Les réseaux sociaux pour faciliter la dénonciation
Les forces de l'ordre peuvent également puiser dans la mine d’images publiées par les manifestants eux-mêmes sur les réseaux sociaux. Plusieurs services de police dont celui de Seattle ont lancé des appels pour obtenir des images d’infractions commises pendant les rassemblements. Le réseau social NextDoor, qui réunit les voisins d’un même quartier, est notamment utilisé. La fonctionnalité « Forward to Police » (créée en 2016) permet aux utilisateurs de transmettre leurs publications aux forces de l’ordre. De quoi dénoncer en toute facilité. La police de Dallas a développé une application baptisée iWatch Dallas app permettant aux internautes de signaler les manifestants enfreignant la loi. C’était sans compter sur la riposte des amateurs de K-pop (oui, vous avez bien lu). Ces derniers ont inondé l’application d’images de leurs artistes préférés afin de troller cette opération de surveillance de masse. Un jour plus tard, la police de Dallas annonçait que l’application était indisponible à cause d’ « un problème technique ».
guys download the app and fucking FLOOD that shit with fancams make it SO HARD for them to find anything besides our faves dancing https://t.co/zqjVHLWnZG
— allie ? #BLM, ACAB (@YGSHlT) May 31, 2020
La reconnaissance faciale pour identifier les manifestants
Toutes les images récoltées via les drones, caméras de surveillance et réseaux sociaux prennent de la valeur lorsqu’elles passent à la moulinette de la reconnaissance faciale. Cette dernière permet d’identifier une personne en comparant sa photo aux images disponibles sur le web et dans les bases de données des services de police. Il est difficile de savoir précisément quelle usage la police américaine a de cette technologie. Aucune loi ne l’oblige à être transparente à ce sujet, rappelle le blog The LowDown.

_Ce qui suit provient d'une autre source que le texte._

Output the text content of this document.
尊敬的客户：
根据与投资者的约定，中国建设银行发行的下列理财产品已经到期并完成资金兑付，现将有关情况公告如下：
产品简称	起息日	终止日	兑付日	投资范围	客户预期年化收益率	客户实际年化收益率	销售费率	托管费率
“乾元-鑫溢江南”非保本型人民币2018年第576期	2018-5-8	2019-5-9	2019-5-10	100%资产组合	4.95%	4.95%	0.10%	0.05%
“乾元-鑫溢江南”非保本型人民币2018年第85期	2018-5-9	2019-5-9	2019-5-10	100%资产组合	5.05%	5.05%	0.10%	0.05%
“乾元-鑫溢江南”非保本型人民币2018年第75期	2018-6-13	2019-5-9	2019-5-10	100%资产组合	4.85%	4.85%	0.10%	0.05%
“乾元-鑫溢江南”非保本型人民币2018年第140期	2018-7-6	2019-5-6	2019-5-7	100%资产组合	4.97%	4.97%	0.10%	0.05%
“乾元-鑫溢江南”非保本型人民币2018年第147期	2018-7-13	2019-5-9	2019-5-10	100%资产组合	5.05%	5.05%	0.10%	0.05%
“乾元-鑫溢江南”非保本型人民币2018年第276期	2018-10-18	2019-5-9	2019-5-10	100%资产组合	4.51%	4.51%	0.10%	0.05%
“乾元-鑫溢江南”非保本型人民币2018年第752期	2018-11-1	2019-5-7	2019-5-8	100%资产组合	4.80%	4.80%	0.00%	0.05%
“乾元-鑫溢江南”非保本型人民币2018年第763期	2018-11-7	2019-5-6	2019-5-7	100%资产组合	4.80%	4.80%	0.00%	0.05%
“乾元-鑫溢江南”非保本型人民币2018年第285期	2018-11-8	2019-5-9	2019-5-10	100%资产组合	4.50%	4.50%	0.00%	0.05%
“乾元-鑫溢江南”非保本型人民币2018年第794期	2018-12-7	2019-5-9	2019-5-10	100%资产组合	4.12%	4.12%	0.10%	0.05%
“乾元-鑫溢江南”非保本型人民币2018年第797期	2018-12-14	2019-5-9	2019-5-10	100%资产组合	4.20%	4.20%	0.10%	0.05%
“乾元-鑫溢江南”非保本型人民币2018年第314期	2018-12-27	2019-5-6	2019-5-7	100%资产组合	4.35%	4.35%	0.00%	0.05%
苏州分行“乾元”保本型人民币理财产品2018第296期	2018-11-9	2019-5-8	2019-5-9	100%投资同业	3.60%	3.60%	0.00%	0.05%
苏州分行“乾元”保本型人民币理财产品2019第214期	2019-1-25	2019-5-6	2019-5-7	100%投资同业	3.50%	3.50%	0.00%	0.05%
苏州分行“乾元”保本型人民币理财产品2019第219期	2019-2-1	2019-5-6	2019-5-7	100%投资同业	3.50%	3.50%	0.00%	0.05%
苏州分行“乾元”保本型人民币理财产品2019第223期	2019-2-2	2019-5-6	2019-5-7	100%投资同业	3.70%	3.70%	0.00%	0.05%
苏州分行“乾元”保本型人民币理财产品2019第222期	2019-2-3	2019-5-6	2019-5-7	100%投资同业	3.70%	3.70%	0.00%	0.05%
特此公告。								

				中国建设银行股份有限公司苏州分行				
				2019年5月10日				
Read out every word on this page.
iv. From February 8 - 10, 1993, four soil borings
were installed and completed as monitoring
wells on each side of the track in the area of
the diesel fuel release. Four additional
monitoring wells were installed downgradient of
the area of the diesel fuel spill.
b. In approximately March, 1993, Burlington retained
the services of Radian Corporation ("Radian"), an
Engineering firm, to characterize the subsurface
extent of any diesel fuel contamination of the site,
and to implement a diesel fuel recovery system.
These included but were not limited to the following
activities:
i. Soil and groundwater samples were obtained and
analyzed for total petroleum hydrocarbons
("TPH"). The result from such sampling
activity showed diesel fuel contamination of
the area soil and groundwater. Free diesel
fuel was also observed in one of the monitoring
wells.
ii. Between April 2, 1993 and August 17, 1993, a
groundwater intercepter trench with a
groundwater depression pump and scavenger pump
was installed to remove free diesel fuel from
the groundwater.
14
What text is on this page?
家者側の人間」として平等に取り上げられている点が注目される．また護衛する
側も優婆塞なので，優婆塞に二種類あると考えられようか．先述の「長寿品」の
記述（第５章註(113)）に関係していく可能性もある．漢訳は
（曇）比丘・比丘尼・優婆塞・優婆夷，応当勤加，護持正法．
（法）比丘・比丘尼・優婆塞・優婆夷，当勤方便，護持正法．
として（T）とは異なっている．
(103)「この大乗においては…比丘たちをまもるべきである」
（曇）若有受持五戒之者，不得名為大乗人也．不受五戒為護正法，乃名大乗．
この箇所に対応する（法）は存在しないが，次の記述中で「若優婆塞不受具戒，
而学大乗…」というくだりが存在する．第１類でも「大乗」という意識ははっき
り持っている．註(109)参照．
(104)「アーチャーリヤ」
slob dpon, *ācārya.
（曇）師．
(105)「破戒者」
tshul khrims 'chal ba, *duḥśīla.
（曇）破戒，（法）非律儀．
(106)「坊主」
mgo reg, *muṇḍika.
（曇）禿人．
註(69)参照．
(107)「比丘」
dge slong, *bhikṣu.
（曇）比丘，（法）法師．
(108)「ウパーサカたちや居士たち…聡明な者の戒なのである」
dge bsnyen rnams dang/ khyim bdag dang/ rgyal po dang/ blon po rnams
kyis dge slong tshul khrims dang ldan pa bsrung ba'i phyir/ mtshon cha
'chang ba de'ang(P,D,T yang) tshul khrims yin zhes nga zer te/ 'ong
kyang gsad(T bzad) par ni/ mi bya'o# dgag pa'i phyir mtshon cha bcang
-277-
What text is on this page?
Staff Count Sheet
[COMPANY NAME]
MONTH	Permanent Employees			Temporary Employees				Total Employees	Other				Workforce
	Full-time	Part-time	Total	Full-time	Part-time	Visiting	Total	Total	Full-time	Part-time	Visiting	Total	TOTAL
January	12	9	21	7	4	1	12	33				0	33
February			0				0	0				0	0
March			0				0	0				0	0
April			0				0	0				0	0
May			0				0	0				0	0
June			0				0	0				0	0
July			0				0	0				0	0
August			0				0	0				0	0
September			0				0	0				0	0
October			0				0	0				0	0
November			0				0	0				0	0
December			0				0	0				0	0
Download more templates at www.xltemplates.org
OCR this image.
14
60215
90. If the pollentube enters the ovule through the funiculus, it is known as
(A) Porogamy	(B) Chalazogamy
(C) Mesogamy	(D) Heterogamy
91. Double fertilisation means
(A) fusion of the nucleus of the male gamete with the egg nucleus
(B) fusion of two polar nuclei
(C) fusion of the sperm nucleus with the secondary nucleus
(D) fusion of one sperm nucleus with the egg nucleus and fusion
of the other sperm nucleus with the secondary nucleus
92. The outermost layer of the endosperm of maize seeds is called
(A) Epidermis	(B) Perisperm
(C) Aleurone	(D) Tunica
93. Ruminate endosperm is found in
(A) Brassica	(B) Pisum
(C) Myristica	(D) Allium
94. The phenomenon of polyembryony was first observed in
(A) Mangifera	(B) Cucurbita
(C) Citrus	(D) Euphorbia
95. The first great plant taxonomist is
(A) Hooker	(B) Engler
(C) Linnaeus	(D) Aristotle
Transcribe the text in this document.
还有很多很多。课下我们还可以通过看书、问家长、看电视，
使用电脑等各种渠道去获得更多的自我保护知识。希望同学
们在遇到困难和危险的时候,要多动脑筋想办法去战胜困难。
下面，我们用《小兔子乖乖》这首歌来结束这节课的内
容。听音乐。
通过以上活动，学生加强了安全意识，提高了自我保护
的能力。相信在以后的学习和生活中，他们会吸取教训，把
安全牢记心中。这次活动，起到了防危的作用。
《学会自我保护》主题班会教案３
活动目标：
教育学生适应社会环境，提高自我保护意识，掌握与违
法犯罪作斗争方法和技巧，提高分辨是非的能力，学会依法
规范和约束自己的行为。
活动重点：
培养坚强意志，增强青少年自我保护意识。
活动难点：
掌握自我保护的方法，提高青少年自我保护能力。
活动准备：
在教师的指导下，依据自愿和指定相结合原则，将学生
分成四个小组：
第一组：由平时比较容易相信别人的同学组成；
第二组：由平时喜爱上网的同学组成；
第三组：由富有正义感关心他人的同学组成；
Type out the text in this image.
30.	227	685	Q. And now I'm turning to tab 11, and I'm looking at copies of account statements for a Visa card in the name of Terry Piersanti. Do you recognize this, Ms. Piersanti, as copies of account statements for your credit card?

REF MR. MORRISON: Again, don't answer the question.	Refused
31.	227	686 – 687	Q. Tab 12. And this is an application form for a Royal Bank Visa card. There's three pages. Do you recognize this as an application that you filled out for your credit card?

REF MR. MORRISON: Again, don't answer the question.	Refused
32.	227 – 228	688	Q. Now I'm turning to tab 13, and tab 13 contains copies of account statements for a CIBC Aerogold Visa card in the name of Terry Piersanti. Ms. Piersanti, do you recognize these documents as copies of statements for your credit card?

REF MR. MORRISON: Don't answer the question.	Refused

En février 2020, Buzzfeed prouvait que Clearview AI, fournisseur de logiciels de reconnaissance faciale, travaillait avec plusieurs centaines de services de police américains. Le media OneZero a lui obtenu des documents montrant que certaines villes dont Los Angeles, New York et Chicago ont signé des contrats avec la société Dataworks Plus, qui développe le même type de systèmes. Plus récemment lors d’une conférence de presse virtuelle, le commissaire d’Harrisburg en Pennsylvanie a affirmé que la reconnaissance faciale pourrait permettre d’identifier la femme qui a brisé la fenêtre d’une voiture de police et frappé un policier lors d’une manifestation.
Et en France ? Drones et caméras de surveillance sont également utilisés pour surveiller les manifestations. La Quadrature du net s'inquiète de l'importante progression des technologies de surveillance policière suite à la crise du Covid. Cette dernière a banalisé l'usage de drone pour contrôler le confinement, de caméras intelligentes pour vérifier le port du masque etc.